Do operators A and Hamiltonian share a set of eigenfunctions if they commute?

[dyn]

If time evolution of a general ket is given by | Ψ > = e^-iHt/ħ | Ψ (0) > where H is the Hamiltonian. If i have a eigenbasis consisting of 2 bases |a> and |b> of a general Hermitian operator A and i write e^{-iHt/ ħ} |a> = e^{-iE_at/ ħ} |a> and e^-iHt/ħ |b> = e^{-iE_bt/ ħ} |b> ; does this mean that operator A and the Hamiltonian share a set of eigenfunctions ? ie they commute ?

And how would the time evolution of a ket be written if its operator did not commute with the Hamiltonian ?

 

[blue_leaf77]

If $E_a \neq E_b$ then $A$ and $H$ share the same eigenvectors. If on the other hand $E_a = E_b$, any linear combination of $|a\rangle$ and $|b\rangle$ is an eigenvector of $H$ but obviously they cannot be an eigenvector of $A$ as well since $a\neq b$.

And how would the time evolution of a ket be written if its operator did not commute with the Hamiltonian ?

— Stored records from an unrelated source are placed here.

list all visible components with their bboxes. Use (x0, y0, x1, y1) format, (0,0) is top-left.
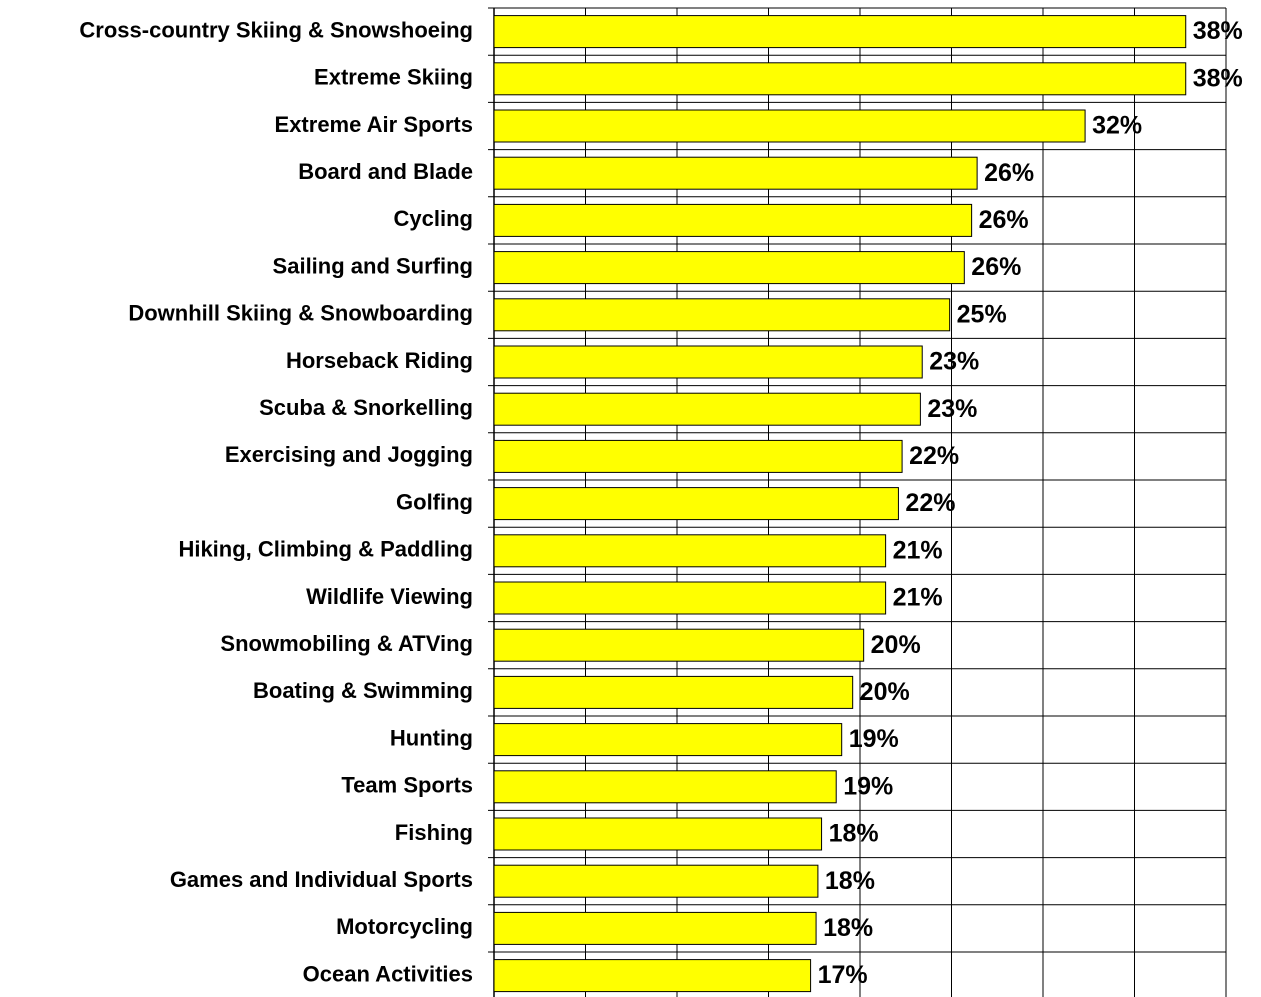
value-label: 38% (1193, 17, 1243, 45)
bar (493, 864, 819, 898)
value-label: 20% (871, 631, 921, 659)
category-label: Downhill Skiing & Snowboarding (128, 301, 473, 326)
value-label: 21% (893, 584, 943, 612)
category-label: Hunting (390, 725, 473, 750)
category-label: Extreme Air Sports (275, 112, 473, 137)
bar (493, 251, 965, 285)
value-label: 22% (909, 442, 959, 470)
category-label: Sailing and Surfing (273, 253, 473, 278)
value-label: 25% (957, 300, 1007, 328)
category-label: Ocean Activities (303, 961, 473, 986)
value-label: 26% (971, 253, 1021, 281)
value-label: 19% (849, 725, 899, 753)
category-label: Cycling (394, 206, 473, 231)
category-label: Hiking, Climbing & Paddling (178, 537, 473, 562)
value-label: 17% (818, 961, 868, 989)
category-label: Cross-country Skiing & Snowshoeing (79, 17, 473, 42)
bar (493, 770, 837, 804)
category-label: Board and Blade (298, 159, 473, 184)
value-label: 38% (1193, 64, 1243, 92)
bar (493, 345, 923, 379)
bar (493, 723, 843, 757)
category-label: Fishing (395, 820, 473, 845)
value-label: 23% (929, 348, 979, 376)
category-label: Snowmobiling & ATVing (220, 631, 473, 656)
value-label: 18% (829, 820, 879, 848)
value-label: 23% (927, 395, 977, 423)
bar (493, 62, 1187, 96)
value-label: 32% (1092, 112, 1142, 140)
value-label: 22% (905, 489, 955, 517)
value-label: 26% (979, 206, 1029, 234)
bar (493, 439, 903, 473)
bar (493, 675, 854, 709)
bar (493, 15, 1187, 49)
value-label: 26% (984, 159, 1034, 187)
category-label: Games and Individual Sports (170, 867, 473, 892)
category-label: Golfing (396, 489, 473, 514)
category-label: Wildlife Viewing (306, 584, 473, 609)
category-label: Boating & Swimming (253, 678, 473, 703)
value-label: 20% (860, 678, 910, 706)
bar (493, 581, 887, 615)
bar (493, 203, 973, 237)
bar (493, 392, 921, 426)
bar (493, 534, 887, 568)
category-label: Scuba & Snorkelling (259, 395, 473, 420)
category-label: Team Sports (341, 773, 473, 798)
category-label: Horseback Riding (286, 348, 473, 373)
value-label: 19% (843, 772, 893, 800)
value-label: 21% (893, 536, 943, 564)
bar (493, 156, 978, 190)
value-label: 18% (823, 914, 873, 942)
bar (493, 628, 865, 662)
category-label: Extreme Skiing (314, 65, 473, 90)
bar (493, 911, 817, 945)
value-label: 18% (825, 867, 875, 895)
bar (493, 109, 1086, 143)
bar (493, 298, 951, 332)
category-label: Exercising and Jogging (225, 442, 473, 467)
bar (493, 817, 823, 851)
bar (493, 959, 812, 993)
bar (493, 487, 899, 521)
category-label: Motorcycling (336, 914, 473, 939)
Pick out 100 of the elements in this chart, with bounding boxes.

Expand the eigenvector of $A$ into the eigenvectors of $H$.

 

[dyn]

If A is a general operator and E_a ≠ E_b then why do A and H share the same eigenvectors ?

 

[blue_leaf77]

If $[A,H]=0$ and the spectrum of $H$ is non-degenerate, then for any pair of eigenvectors $|a\rangle$ and $|b\rangle$ of $H$
$$
\langle a|[A,H]|b\rangle = 0 \\
(E_a-E_b) \langle a|A|b\rangle = 0
$$
This means when $|a\rangle \neq |b\rangle$ thus $E_a -E_b \neq 0$, the scalar $\langle a|A|b\rangle = 0$. That is, the matrix of $A$ is diagonal with respect to the basis of the eigenstates of $H$ and the two operators have the same set of eigenvectors.